The corona pandemic is still dominating world events and right now another pandemic threatens to break out in West Africa. The Marburg virus could whip through Africa similar to Ebola because it has an extremely high mortality. So what is the Marburg virus?
In Guinea, it is known that a man died of the Marburg virus. Researchers and politicians immediately sounded the alarm. They fear a crisis similar to the 2014 Ebola epidemic, because the pathogen is extremely dangerous and extremely contagious.
What is the Marburg virus?
The Marburg virus is a thread-like virus. Although the virus has been known since 1967, shockingly little is still known about it. It remains unknown where it actually occurs and which living things contain it.
Science suspects that the transmission to humans mostly happens through the breed of the Egyptian bat. Both the virus itself and the associated antibodies could be detected in her blood.
The virus originated in Africa. There have been proven cases on the continent in Kenya, Angola, Uganda, Guinea and the Congo. But that doesn’t mean it couldn’t be much more widespread. The large distances between the states mentioned suggest this. Kenya and Guinea are separated by over 5000 kilometers, which corresponds to the distance between Germany and Pakistan.
How do you get infected?
Once the virus has broken out, it can spread rapidly because the possibilities of infection are diverse.
First of all, the infection occurs through body fluids, such as blood, spit or semen. The pathogen remains contagious for four to five days even in clotted blood. It can occur and be transmitted in semen MONTHS after infection.
Second, infection occurs through smear infection, i.e. by touching an object or living being. It is therefore sufficient if two people use the same toilet, touch the same door handle or shake hands.
What are the symptoms?
It is a so-called hemorrhagic (bloody) fever. The course of the disease begins with a very high fever of over 40 degrees. This is followed by nausea, vomiting and diarrhea.
In the second week after the onset of the disease, the hemorrhagic symptoms appear. This means that those affected were bleeding from body orifices and heavily after needle pricks, and there was also internal bleeding.
Do you die from it?
Yes, you can die Marburg virus. The mortality (probability of dying from an illness) is at least 23 percent. This means that one in four does not survive an infection.
In the largest outbreak to date in Angola in 2004, the death rate was as high as 88 percent. Of the 388 known infected people, 324 died, most of them children under the age of five.
Here, however, there were aggravating circumstances. The population refused to isolate the infected. In addition, large funerals were held, at which, according to Angolan tradition, both the dead are hugged and the guests give each other comfort in hugs.
The corpse remains infectious for about five more days, which is why the funerals were most likely so-called spreader events.
Are there any drugs against the Marburg virus?
Yes and no, there is a drug, but it has never been administered to humans.
In 2015, an American working group presented a drug called AVI-7288. In the test with primates, all animals survived the infection.
The results give hope, especially because test results in primates can be transferred comparatively well to humans.
Is there a vaccination against the virus?
Yes and no, the first successful research has been carried out, but not yet one that saves lives.
In April 2006, researchers from the USA and Canada published their research results. The vaccine developed proved to be generally effective. Nonetheless, the vaccinated monkeys died – just not after 12, but “only” after 80 days.
Has that to do with Corona?
The Marburg virus has little to do with the corona virus. The pathogens come from different families, cause different symptoms and have no visual resemblance.
What they do not share, however, is that their origin probably comes from the animal kingdom. In both cases, research taps on the bat species. In the case of the corona virus, it is suspected that the virus originates from bats, in the case of the Marburg virus from flying foxes.
In addition, both viruses spread both directly via body fluids and indirectly via smear infection.
Can the Marburg virus also occur in Germany?
Of course, the virus can appear here.
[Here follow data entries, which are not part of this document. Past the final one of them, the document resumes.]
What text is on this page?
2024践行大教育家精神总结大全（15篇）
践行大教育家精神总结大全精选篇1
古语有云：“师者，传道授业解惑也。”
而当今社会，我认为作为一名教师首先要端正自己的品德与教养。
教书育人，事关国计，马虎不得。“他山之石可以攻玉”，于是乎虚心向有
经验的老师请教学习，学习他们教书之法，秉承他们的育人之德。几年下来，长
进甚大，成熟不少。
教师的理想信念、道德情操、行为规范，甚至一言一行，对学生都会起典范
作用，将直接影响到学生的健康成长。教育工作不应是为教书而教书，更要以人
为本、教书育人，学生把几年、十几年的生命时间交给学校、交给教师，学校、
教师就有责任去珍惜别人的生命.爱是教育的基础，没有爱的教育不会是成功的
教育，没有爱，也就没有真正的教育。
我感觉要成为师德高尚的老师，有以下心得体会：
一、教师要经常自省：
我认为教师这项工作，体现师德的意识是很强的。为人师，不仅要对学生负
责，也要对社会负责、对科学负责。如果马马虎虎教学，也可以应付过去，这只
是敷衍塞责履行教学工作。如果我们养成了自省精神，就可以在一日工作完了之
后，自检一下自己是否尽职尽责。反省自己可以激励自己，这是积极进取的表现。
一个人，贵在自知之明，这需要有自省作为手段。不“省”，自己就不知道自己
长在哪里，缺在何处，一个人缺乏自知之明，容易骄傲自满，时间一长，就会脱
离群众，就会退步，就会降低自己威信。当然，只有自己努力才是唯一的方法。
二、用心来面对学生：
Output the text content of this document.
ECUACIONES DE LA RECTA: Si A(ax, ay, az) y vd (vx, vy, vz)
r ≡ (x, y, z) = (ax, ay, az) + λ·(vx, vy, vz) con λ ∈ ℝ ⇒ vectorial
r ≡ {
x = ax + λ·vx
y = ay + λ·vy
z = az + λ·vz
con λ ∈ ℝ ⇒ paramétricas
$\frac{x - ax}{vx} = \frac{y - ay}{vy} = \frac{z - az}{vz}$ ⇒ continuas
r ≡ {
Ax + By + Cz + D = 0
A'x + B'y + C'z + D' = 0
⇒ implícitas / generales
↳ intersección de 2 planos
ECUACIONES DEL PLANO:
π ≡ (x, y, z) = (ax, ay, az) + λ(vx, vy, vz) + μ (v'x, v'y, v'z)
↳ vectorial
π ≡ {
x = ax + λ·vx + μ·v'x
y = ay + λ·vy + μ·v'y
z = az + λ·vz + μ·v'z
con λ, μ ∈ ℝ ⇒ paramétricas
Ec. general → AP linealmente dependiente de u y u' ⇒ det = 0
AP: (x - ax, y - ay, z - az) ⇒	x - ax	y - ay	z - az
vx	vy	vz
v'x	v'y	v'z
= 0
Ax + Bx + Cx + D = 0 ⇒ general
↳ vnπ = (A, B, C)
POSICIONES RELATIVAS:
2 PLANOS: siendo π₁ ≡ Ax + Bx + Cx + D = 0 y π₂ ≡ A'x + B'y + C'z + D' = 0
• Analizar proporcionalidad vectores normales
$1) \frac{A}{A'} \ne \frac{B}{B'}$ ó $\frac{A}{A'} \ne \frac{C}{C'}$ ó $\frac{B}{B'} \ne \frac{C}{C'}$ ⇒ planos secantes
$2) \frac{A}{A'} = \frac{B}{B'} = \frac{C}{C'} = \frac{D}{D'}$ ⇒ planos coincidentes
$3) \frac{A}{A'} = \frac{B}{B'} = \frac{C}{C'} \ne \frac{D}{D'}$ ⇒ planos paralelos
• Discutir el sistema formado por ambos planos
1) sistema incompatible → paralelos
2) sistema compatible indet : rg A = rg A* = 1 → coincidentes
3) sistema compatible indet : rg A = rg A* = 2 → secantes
In fact, it was even named after a German city because the first recorded cases occurred in tranquil Marburg in Hesse.
In 1967, several laboratory workers were most likely infected with test monkeys from Uganda.
There are currently no cases in this country. It also seems relatively unlikely that cases will occur in Germany, as Egyptian bats are neither native to Europe, nor is Guinea a popular travel destination.